Archive

Quotes

Reality is always the foe of famous names.

—Petrarch, 1337

What a heavy burden is a name that has become too famous.

—Voltaire, 1723

Now there is fame! Of all—hunger, misery, the incomprehension by the public—fame is by far the worst. It is the castigation by God of the artist. It is sad. It is true.

—Pablo Picasso, c. 1961

And what will history say of me a thousand years hence?

—Marcus Tullius Cicero, 59 BC

We all have a contract with the public—in us they see themselves, or what they would like to be.

—Clark Gable, 1935

I’m afraid of losing my obscurity. Genuineness only thrives in the dark. Like celery.

—Aldous Huxley, 1925

When I do a show, the whole show revolves around me, and if I don’t show up, they can just forget it.

—Ethel Merman, c. 1955

They are trying to make me into a fixed star.

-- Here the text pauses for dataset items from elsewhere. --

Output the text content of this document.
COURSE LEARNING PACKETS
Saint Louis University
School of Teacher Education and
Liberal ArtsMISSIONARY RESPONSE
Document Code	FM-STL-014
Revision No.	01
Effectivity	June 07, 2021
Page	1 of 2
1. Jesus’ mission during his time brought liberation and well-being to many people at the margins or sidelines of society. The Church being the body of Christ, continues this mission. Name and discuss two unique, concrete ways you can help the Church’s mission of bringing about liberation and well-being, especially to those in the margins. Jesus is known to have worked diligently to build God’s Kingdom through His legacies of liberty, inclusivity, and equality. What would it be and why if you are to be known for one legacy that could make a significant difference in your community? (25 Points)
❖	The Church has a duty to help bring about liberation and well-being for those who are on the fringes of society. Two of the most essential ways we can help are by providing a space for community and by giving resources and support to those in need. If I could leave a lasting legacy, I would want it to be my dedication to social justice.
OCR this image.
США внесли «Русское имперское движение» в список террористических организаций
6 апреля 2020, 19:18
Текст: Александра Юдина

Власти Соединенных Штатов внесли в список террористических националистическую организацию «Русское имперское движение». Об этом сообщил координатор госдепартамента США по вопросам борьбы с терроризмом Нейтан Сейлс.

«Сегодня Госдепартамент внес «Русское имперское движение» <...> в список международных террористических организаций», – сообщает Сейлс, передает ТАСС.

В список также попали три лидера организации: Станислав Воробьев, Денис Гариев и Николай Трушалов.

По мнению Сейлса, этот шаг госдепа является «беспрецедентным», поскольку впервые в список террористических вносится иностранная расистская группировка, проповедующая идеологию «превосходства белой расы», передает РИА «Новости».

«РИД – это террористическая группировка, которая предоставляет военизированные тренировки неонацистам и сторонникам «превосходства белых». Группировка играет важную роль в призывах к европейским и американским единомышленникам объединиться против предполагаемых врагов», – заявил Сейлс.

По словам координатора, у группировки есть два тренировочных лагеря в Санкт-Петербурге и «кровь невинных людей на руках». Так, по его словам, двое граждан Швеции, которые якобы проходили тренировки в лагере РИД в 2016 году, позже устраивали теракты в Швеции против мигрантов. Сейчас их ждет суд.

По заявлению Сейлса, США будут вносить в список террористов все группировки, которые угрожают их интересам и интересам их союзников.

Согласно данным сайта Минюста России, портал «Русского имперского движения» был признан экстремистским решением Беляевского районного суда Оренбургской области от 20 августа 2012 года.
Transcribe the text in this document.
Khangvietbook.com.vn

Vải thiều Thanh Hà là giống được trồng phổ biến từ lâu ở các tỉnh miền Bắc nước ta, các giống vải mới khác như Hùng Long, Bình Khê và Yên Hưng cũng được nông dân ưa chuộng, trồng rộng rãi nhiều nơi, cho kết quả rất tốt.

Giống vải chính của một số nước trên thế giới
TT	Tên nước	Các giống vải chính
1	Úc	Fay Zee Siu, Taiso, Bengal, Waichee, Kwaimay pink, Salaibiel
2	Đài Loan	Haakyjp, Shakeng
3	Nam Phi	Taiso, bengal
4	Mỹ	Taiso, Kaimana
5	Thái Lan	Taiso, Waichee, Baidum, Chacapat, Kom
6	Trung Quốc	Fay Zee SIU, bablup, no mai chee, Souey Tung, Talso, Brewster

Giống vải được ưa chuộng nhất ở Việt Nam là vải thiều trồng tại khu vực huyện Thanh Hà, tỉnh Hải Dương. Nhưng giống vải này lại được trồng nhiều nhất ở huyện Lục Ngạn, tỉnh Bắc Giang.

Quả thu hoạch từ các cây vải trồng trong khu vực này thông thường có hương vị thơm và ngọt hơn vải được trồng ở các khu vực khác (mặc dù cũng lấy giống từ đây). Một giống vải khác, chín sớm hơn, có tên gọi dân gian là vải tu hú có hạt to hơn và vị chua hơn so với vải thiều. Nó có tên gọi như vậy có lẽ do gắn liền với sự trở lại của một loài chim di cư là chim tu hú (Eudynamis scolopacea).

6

I am an irregular planet.

—Martin Luther, c. 1530

I would much rather have men ask why I have no statue than why I have one.

—Cato the Elder, c. 184 BC

Happy is the man who hath never known what it is to taste of fame—to have it is a purgatory, to want it is a hell!

—Edward Bulwer-Lytton, 1843

There lurks in every human heart a desire of distinction which inclines every man first to hope and then to believe that nature has given him something peculiar to himself. 

—Samuel Johnson, 1763

He who treats another human being as divine thereby assigns to himself the relative status of a child or an animal.

—E. R. Dodds, 1951

Fame is no sanctuary from the passing of youth. Suicide is much easier and more acceptable in Hollywood than growing old gracefully.